Era imposible saber qué vida habría tenido o imaginar cómo sería de adulta. ¿De quién se enamoraría? ¿Sufriría por amor? ¿Se casaría o tal vez tendría uno o dos hijos? ¿Cómo sería ella al crecer? A su corta edad, su futuro aún era incierto.
Había sido separado de su hermana mayor por unos cuantos minutos. Eran inseparables, como si una fuerza invisible los mantuviera unidos. Compartían no solo una conexión emocional profunda, sino también una semejanza física que hacía difícil distinguirlos a primera vista. Ambos poseían una estatura moderada, ni altos ni bajos, con una complexión delgada y atlética, como si el mismo molde los hubiera esculpido.
Su piel era blanca, de una palidez suave que contrastaba con el cabello negro azabache que caía liso sobre sus hombros. Sin embargo, eran sus pequeños detalles los que los hacían únicos dentro de esa similitud casi gemela. Ella tenía un delicado rastro de pecas dispersas sobre la nariz y las mejillas, como si el cielo nocturno hubiera dejado caer sus estrellas en su rostro. Estas pecas se acentuaban más en los meses de verano, dándole una apariencia juvenil y despreocupada.
Él, en cambio, tenía un pequeño lunar justo sobre la ceja derecha, tan característico que era su principal diferencia visible. Este lunar parecía una marca de identidad, como si señalara su rol de protector. Ambos compartían unos ojos de un azul profundo, casi hipnótico, como el océano en un día de tormenta. La forma de sus ojos era ligeramente almendrada, con pestañas largas y oscuras que les daban una mirada intensa, siempre observadora, siempre conectada al otro.
Sus rostros, angulosos y perfectamente esculpidos, tenían un aire de inocencia que solo la juventud puede mantener. Las mandíbulas bien definidas, con pómulos altos que se tornaban rosados en el frío, acentuaban su aspecto etéreo. El hermano tenía una leve cicatriz en la barbilla, resultado de una caída en su infancia, mientras que ella poseía una sonrisa ligeramente asimétrica, algo que solo él notaba y que la hacía aún más especial.
Eran tan parecidos, casi como un reflejo uno del otro, pero esas pequeñas marcas en la piel —sus pecas, su lunar, la cicatriz— eran lo que los distinguía y al mismo tiempo los unía. Como dos mitades de un todo.
Cuando Dante la encontró, flotando boca abajo en la piscina, con la parte superior de la cabeza cubierta de sangre; el agua teñida de rojo a su alrededor.

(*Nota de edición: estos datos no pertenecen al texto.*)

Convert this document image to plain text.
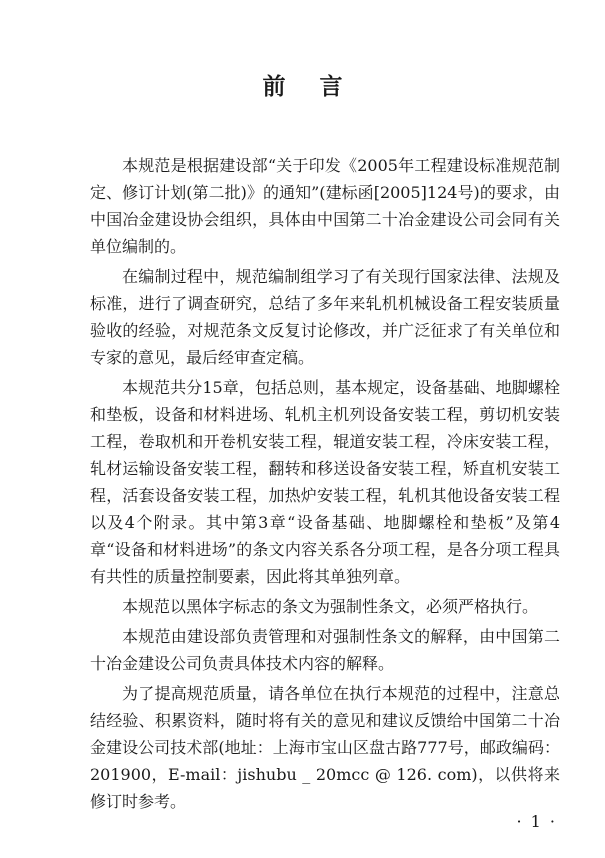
前言

本规范是根据建设部“关于印发《2005年工程建设标准规范制定、修订计划(第二批)》的通知”(建标函[2005]124号)的要求，由中国冶金建设协会组织，具体由中国第二十冶金建设公司会同有关单位编制的。

在编制过程中，规范编制组学习了有关现行国家法律、法规及标准，进行了调查研究，总结了多年来轧机机械设备工程安装质量验收的经验，对规范条文反复讨论修改，并广泛征求了有关单位和专家的意见，最后经审查定稿。

本规范共分15章，包括总则，基本规定，设备基础、地脚螺栓和垫板，设备和材料进场、轧机主机列设备安装工程，剪切机安装工程，卷取机和开卷机安装工程，辊道安装工程，冷床安装工程，轧材运输设备安装工程，翻转和移送设备安装工程，矫直机安装工程，活套设备安装工程，加热炉安装工程，轧机其他设备安装工程以及4个附录。其中第3章“设备基础、地脚螺栓和垫板”及第4章“设备和材料进场”的条文内容关系各分项工程，是各分项工程具有共性的质量控制要素，因此将其单独列章。

本规范以黑体字标志的条文为强制性条文，必须严格执行。

本规范由建设部负责管理和对强制性条文的解释，由中国第二十冶金建设公司负责具体技术内容的解释。

为了提高规范质量，请各单位在执行本规范的过程中，注意总结经验、积累资料，随时将有关的意见和建议反馈给中国第二十冶金建设公司技术部(地址：上海市宝山区盘古路777号，邮政编码：201900，E-mail：jishubu _ 20mcc @ 126. com)，以供将来修订时参考。

· 1 ·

Sintió que una parte de él moría también. Fue como si le hubieran arrancado algo esencial de su ser en ese instante.
La escena solo podía describirse como terrorífica. Su llanto resonaba a metros de distancia; sus gritos desgarradores alertaron a los demás. Era imposible no preguntarse cómo podría continuar su vida si le habían arrebatado la mitad de su ser. Se sentía incompleto.

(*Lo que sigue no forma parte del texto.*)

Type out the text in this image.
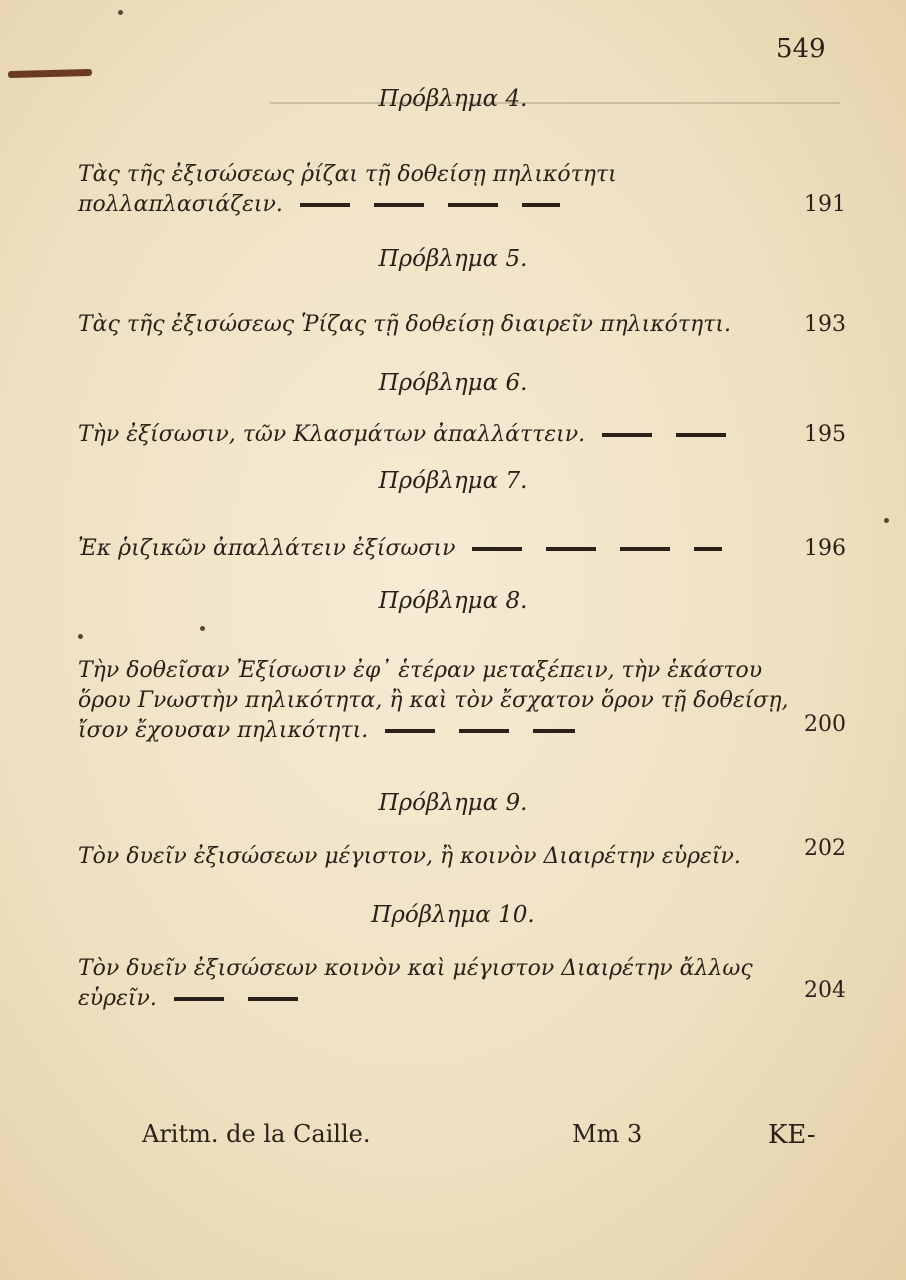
549
Πρόβλημα 4.
Τὰς τῆς ἐξισώσεως ῥίζαι τῇ δοθείσῃ πηλικότητι πολλαπλασιάζειν.	191
Πρόβλημα 5.
Τὰς τῆς ἐξισώσεως Ῥίζας τῇ δοθείσῃ διαιρεῖν πηλικότητι.	193
Πρόβλημα 6.
Τὴν ἐξίσωσιν, τῶν Κλασμάτων ἀπαλλάττειν.	195
Πρόβλημα 7.
Ἐκ ῥιζικῶν ἀπαλλάτειν ἐξίσωσιν	196
Πρόβλημα 8.
Τὴν δοθεῖσαν Ἐξίσωσιν ἐφ᾽ ἑτέραν μεταξέπειν, τὴν ἑκάστου ὅρου Γνωστὴν πηλικότητα, ἢ καὶ τὸν ἔσχατον ὅρον τῇ δοθείσῃ, ἴσον ἔχουσαν πηλικότητι.	200
Πρόβλημα 9.
Τὸν δυεῖν ἐξισώσεων μέγιστον, ἢ κοινὸν Διαιρέτην εὑρεῖν.	202
Πρόβλημα 10.
Τὸν δυεῖν ἐξισώσεων κοινὸν καὶ μέγιστον Διαιρέτην ἄλλως εὑρεῖν.	204
Aritm. de la Caille.	Mm 3	KE-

El agua de la piscina se agitó cuando corrió a buscar a su otra mitad. Su alma gemela había sido asesinada. No le quedaba nada. Por primera vez, supo lo que era estar solo. Realmente solo.
Con el corazón roto y sin fuerzas para seguir, observó cómo unos hombres vestidos de negro se la llevaban. Aquella fue la última vez que la vio.